Way, way back, like in prehistory, at least pre-internet, the mid-late 1970's, I was being taught how to build plastic model airplanes. My Grandfather taught me that with some of the smaller companies of the time, you had to wash the parts before you put them together or the glue and/or paint would not set up and just fall right off.
This is due to the mold release compound used in the plastic injection process. It makes it so the newly minted plastic sprues can pop right out of the mold. It can leave behind a bit of residue on the plastic, which causes the building/painting issues.
I remember a few kits that came from overseas that were practically dripping. The vast majority of U.S. and Japanese kits had no issues at all, and I stopped washing my plastic from them, or modern Games Workshop plastics.
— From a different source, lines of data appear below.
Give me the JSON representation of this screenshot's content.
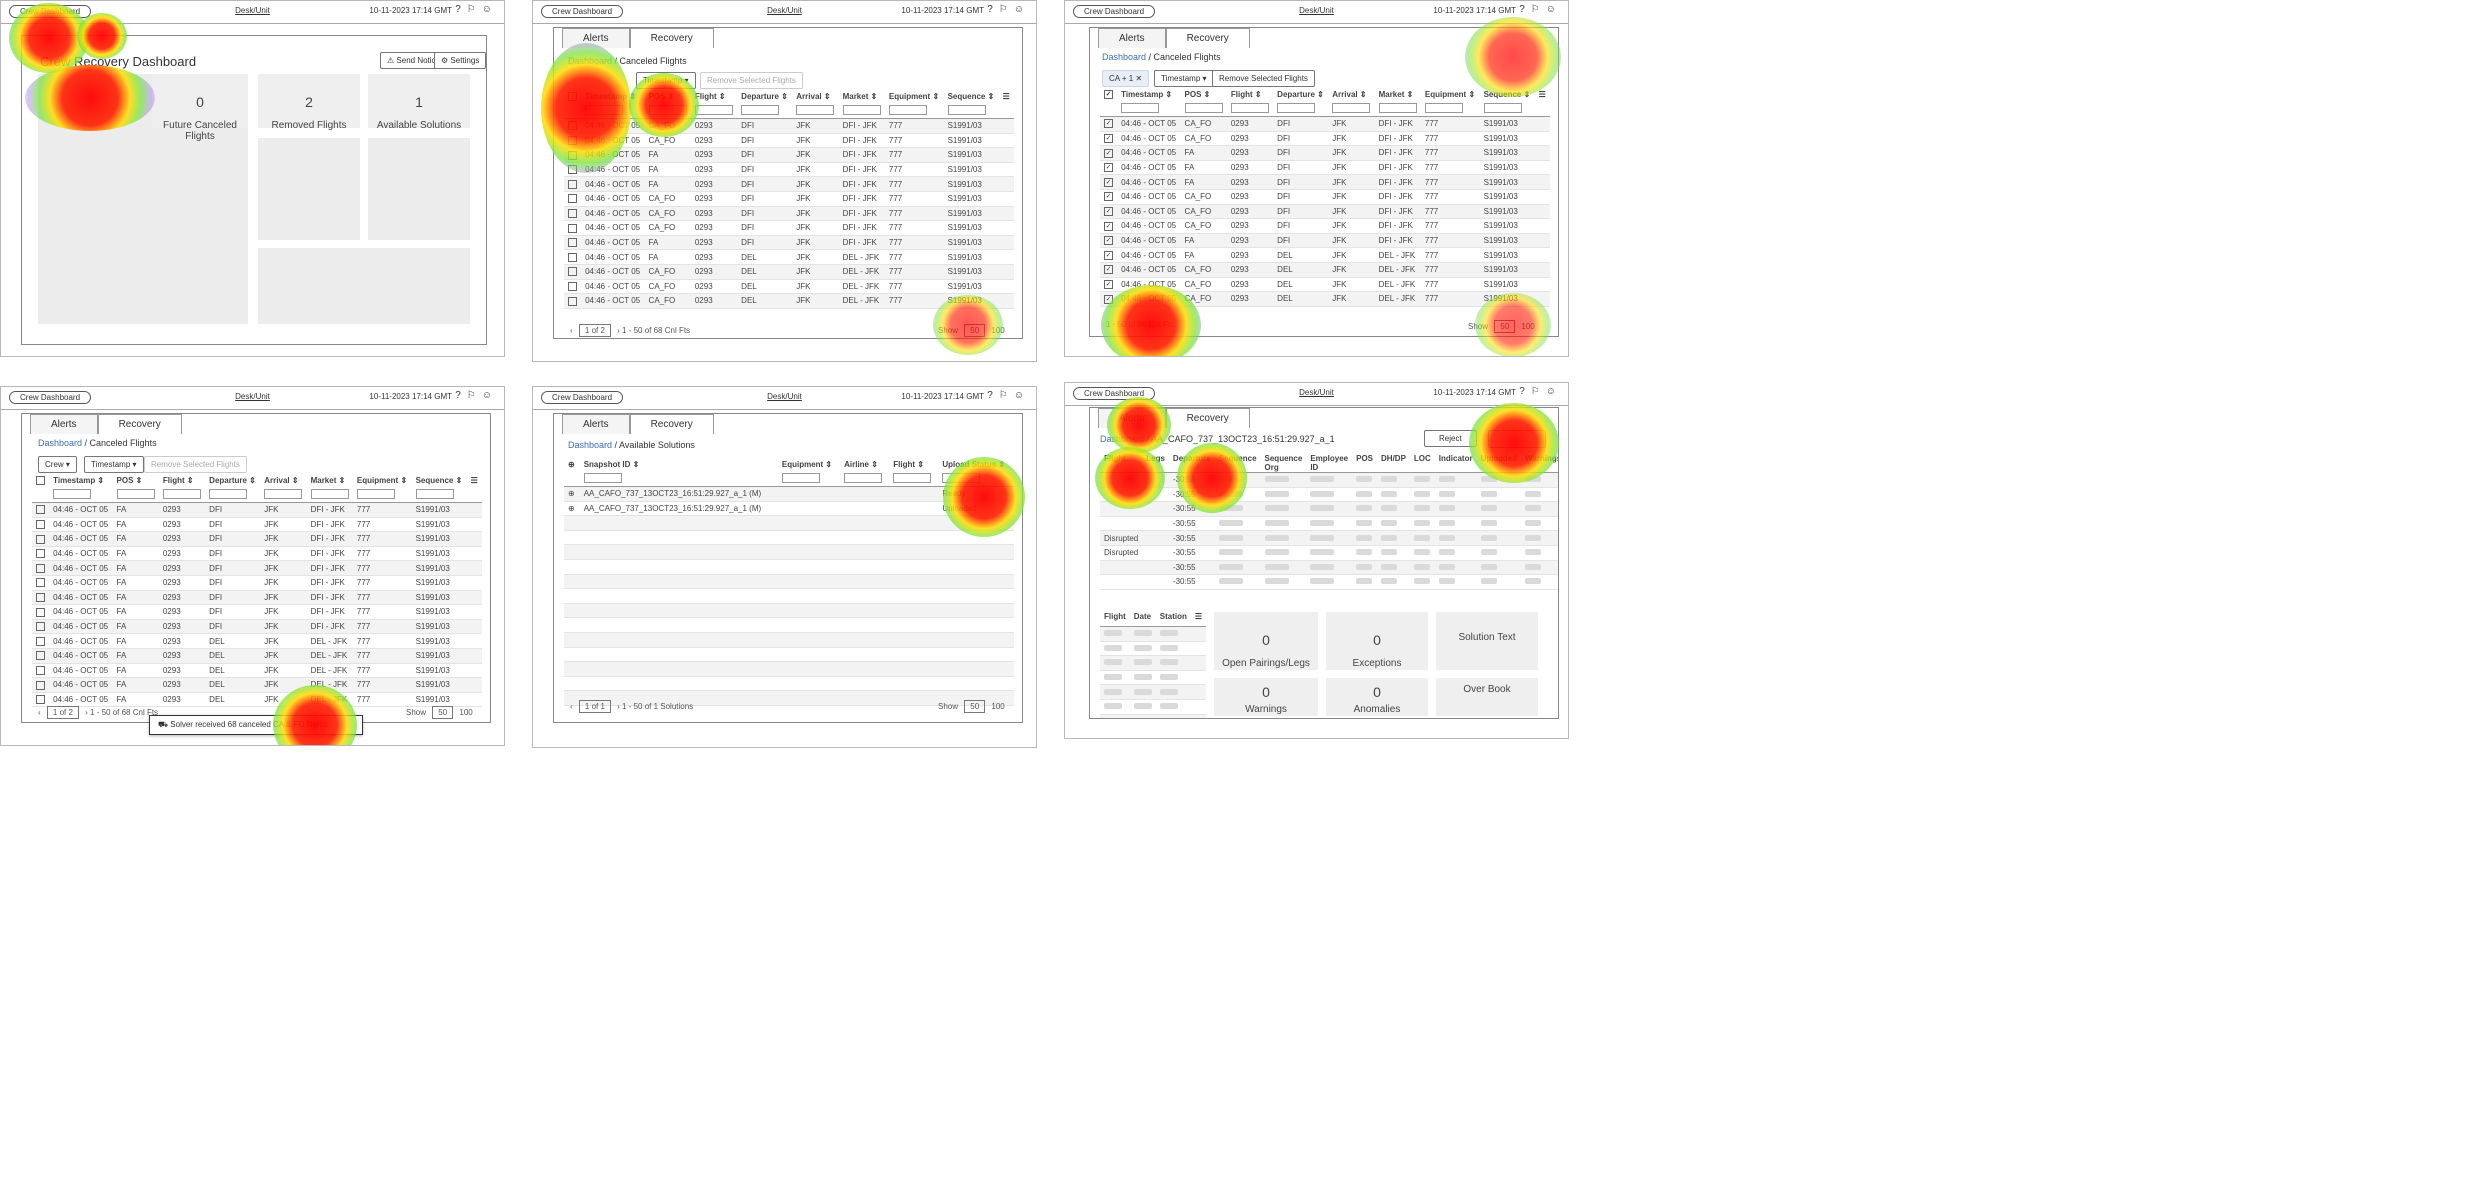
{
  "topbar": {
    "app": "Crew Dashboard",
    "location": "Desk/Unit",
    "datetime": "10-11-2023 17:14 GMT"
  },
  "tabs": {
    "alerts": "Alerts",
    "recovery": "Recovery"
  },
  "p1": {
    "title": "Crew Recovery Dashboard",
    "send_notice": "Send Notice",
    "settings": "Settings",
    "cards": [
      {
        "n": "0",
        "l": "Future Canceled Flights"
      },
      {
        "n": "2",
        "l": "Removed Flights"
      },
      {
        "n": "1",
        "l": "Available Solutions"
      }
    ]
  },
  "crumbs": {
    "dashboard": "Dashboard",
    "canceled": " / Canceled Flights",
    "available": " / Available Solutions",
    "solution": " / AA_CAFO_737_13OCT23_16:51:29.927_a_1"
  },
  "filters": {
    "timestamp": "Timestamp",
    "remove": "Remove Selected Flights",
    "ca": "CA + 1",
    "crew": "Crew"
  },
  "cols": [
    "Timestamp",
    "POS",
    "Flight",
    "Departure",
    "Arrival",
    "Market",
    "Equipment",
    "Sequence"
  ],
  "rows_p2": [
    [
      "04:46 - OCT 05",
      "CA_FO",
      "0293",
      "DFI",
      "JFK",
      "DFI - JFK",
      "777",
      "S1991/03"
    ],
    [
      "04:46 - OCT 05",
      "CA_FO",
      "0293",
      "DFI",
      "JFK",
      "DFI - JFK",
      "777",
      "S1991/03"
    ],
    [
      "04:46 - OCT 05",
      "FA",
      "0293",
      "DFI",
      "JFK",
      "DFI - JFK",
      "777",
      "S1991/03"
    ],
    [
      "04:46 - OCT 05",
      "FA",
      "0293",
      "DFI",
      "JFK",
      "DFI - JFK",
      "777",
      "S1991/03"
    ],
    [
      "04:46 - OCT 05",
      "FA",
      "0293",
      "DFI",
      "JFK",
      "DFI - JFK",
      "777",
      "S1991/03"
    ],
    [
      "04:46 - OCT 05",
      "CA_FO",
      "0293",
      "DFI",
      "JFK",
      "DFI - JFK",
      "777",
      "S1991/03"
    ],
    [
      "04:46 - OCT 05",
      "CA_FO",
      "0293",
      "DFI",
      "JFK",
      "DFI - JFK",
      "777",
      "S1991/03"
    ],
    [
      "04:46 - OCT 05",
      "CA_FO",
      "0293",
      "DFI",
      "JFK",
      "DFI - JFK",
      "777",
      "S1991/03"
    ],
    [
      "04:46 - OCT 05",
      "FA",
      "0293",
      "DFI",
      "JFK",
      "DFI - JFK",
      "777",
      "S1991/03"
    ],
    [
      "04:46 - OCT 05",
      "FA",
      "0293",
      "DEL",
      "JFK",
      "DEL - JFK",
      "777",
      "S1991/03"
    ],
    [
      "04:46 - OCT 05",
      "CA_FO",
      "0293",
      "DEL",
      "JFK",
      "DEL - JFK",
      "777",
      "S1991/03"
    ],
    [
      "04:46 - OCT 05",
      "CA_FO",
      "0293",
      "DEL",
      "JFK",
      "DEL - JFK",
      "777",
      "S1991/03"
    ],
    [
      "04:46 - OCT 05",
      "CA_FO",
      "0293",
      "DEL",
      "JFK",
      "DEL - JFK",
      "777",
      "S1991/03"
    ]
  ],
  "rows_p4": [
    [
      "04:46 - OCT 05",
      "FA",
      "0293",
      "DFI",
      "JFK",
      "DFI - JFK",
      "777",
      "S1991/03"
    ],
    [
      "04:46 - OCT 05",
      "FA",
      "0293",
      "DFI",
      "JFK",
      "DFI - JFK",
      "777",
      "S1991/03"
    ],
    [
      "04:46 - OCT 05",
      "FA",
      "0293",
      "DFI",
      "JFK",
      "DFI - JFK",
      "777",
      "S1991/03"
    ],
    [
      "04:46 - OCT 05",
      "FA",
      "0293",
      "DFI",
      "JFK",
      "DFI - JFK",
      "777",
      "S1991/03"
    ],
    [
      "04:46 - OCT 05",
      "FA",
      "0293",
      "DFI",
      "JFK",
      "DFI - JFK",
      "777",
      "S1991/03"
    ],
    [
      "04:46 - OCT 05",
      "FA",
      "0293",
      "DFI",
      "JFK",
      "DFI - JFK",
      "777",
      "S1991/03"
    ],
    [
      "04:46 - OCT 05",
      "FA",
      "0293",
      "DFI",
      "JFK",
      "DFI - JFK",
      "777",
      "S1991/03"
    ],
    [
      "04:46 - OCT 05",
      "FA",
      "0293",
      "DFI",
      "JFK",
      "DFI - JFK",
      "777",
      "S1991/03"
    ],
    [
      "04:46 - OCT 05",
      "FA",
      "0293",
      "DFI",
      "JFK",
      "DFI - JFK",
      "777",
      "S1991/03"
    ],
    [
      "04:46 - OCT 05",
      "FA",
      "0293",
      "DEL",
      "JFK",
      "DEL - JFK",
      "777",
      "S1991/03"
    ],
    [
      "04:46 - OCT 05",
      "FA",
      "0293",
      "DEL",
      "JFK",
      "DEL - JFK",
      "777",
      "S1991/03"
    ],
    [
      "04:46 - OCT 05",
      "FA",
      "0293",
      "DEL",
      "JFK",
      "DEL - JFK",
      "777",
      "S1991/03"
    ],
    [
      "04:46 - OCT 05",
      "FA",
      "0293",
      "DEL",
      "JFK",
      "DEL - JFK",
      "777",
      "S1991/03"
    ],
    [
      "04:46 - OCT 05",
      "FA",
      "0293",
      "DEL",
      "JFK",
      "DEL - JFK",
      "777",
      "S1991/03"
    ]
  ],
  "pager": {
    "page": "1 of 2",
    "summary": "1 - 50 of 68 Cnl Fts",
    "show": "Show",
    "size": "50",
    "max": "100",
    "page_sol": "1 of 1",
    "summary_sol": "1 - 50 of 1 Solutions"
  },
  "toast": "Solver received 68 canceled CA & FO flights",
  "p5": {
    "cols": [
      "Snapshot ID",
      "Equipment",
      "Airline",
      "Flight",
      "Upload Status"
    ],
    "rows": [
      [
        "AA_CAFO_737_13OCT23_16:51:29.927_a_1 (M)",
        "Ready"
      ],
      [
        "AA_CAFO_737_13OCT23_16:51:29.927_a_1 (M)",
        "Uploaded"
      ]
    ]
  },
  "p6": {
    "reject": "Reject",
    "cols": [
      "Flight",
      "Legs",
      "Departure",
      "Sequence",
      "Sequence Org",
      "Employee ID",
      "POS",
      "DH/DP",
      "LOC",
      "Indicator",
      "Uploaded",
      "Warnings"
    ],
    "times": [
      "-30:55",
      "-30:55",
      "-30:55",
      "-30:55",
      "-30:55",
      "-30:55",
      "-30:55",
      "-30:55"
    ],
    "status": [
      "Disrupted",
      "Disrupted"
    ],
    "mini_cols": [
      "Flight",
      "Date",
      "Station"
    ],
    "cards": [
      {
        "n": "0",
        "l": "Open Pairings/Legs"
      },
      {
        "n": "0",
        "l": "Exceptions"
      },
      {
        "n": "",
        "l": "Solution Text"
      },
      {
        "n": "0",
        "l": "Warnings"
      },
      {
        "n": "0",
        "l": "Anomalies"
      },
      {
        "n": "",
        "l": "Over Book"
      }
    ]
  }
}
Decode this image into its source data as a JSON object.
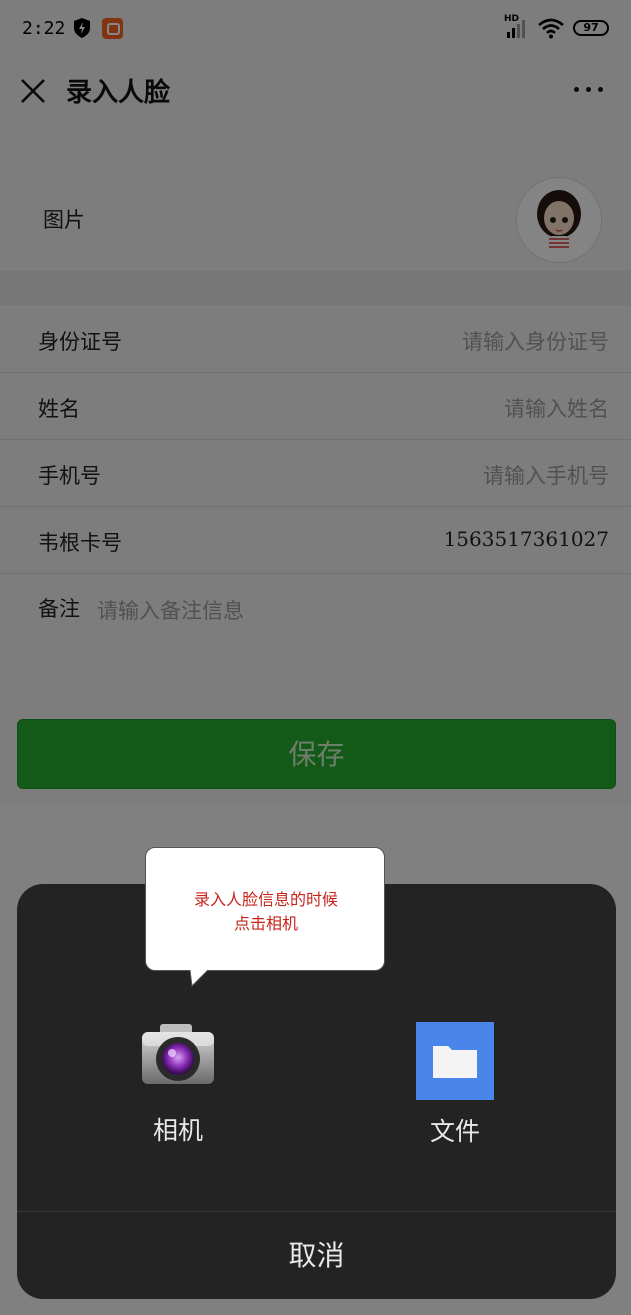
{
  "status_bar": {
    "time": "2:22",
    "signal_label": "HD",
    "battery": "97"
  },
  "nav": {
    "title": "录入人脸",
    "close_icon": "close-icon",
    "more_icon": "more-icon"
  },
  "photo_row": {
    "label": "图片",
    "avatar": "avatar-image"
  },
  "form": {
    "rows": [
      {
        "label": "身份证号",
        "placeholder": "请输入身份证号",
        "value": ""
      },
      {
        "label": "姓名",
        "placeholder": "请输入姓名",
        "value": ""
      },
      {
        "label": "手机号",
        "placeholder": "请输入手机号",
        "value": ""
      },
      {
        "label": "韦根卡号",
        "placeholder": "",
        "value": "1563517361027"
      }
    ],
    "remark": {
      "label": "备注",
      "placeholder": "请输入备注信息"
    },
    "save_label": "保存"
  },
  "action_sheet": {
    "options": [
      {
        "label": "相机",
        "icon": "camera-icon"
      },
      {
        "label": "文件",
        "icon": "folder-icon"
      }
    ],
    "cancel_label": "取消"
  },
  "tooltip": {
    "line1": "录入人脸信息的时候",
    "line2": "点击相机"
  },
  "colors": {
    "primary_green": "#25aa30",
    "sheet_bg": "#232323",
    "tooltip_text": "#c8241d",
    "file_blue": "#4a86ea"
  }
}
Then came the metal figures of the '80s-'90s. Mostly they were fine, but on occasion I would get parts that would not hold together no matter what. I normally didn't wash metal, but X-acto'ed clean the fitting surfaces.
Then resin kits! The early ones needed a ton of trimming, then washing. Sometimes repeating the trim/wash cycle to get the parts to attach. I washed my early Forge World Baneblade thoroughly, and still had trouble with parts holding together. Then it rejected its first attempt at priming. Sand down and re-wash, then it was okay.
Modern Forge World resin is much plastic-like and is a joy to work with compared to the old days, or some other companies. I will always wash resin, or soft injection plastic figures. It just makes life so much easier.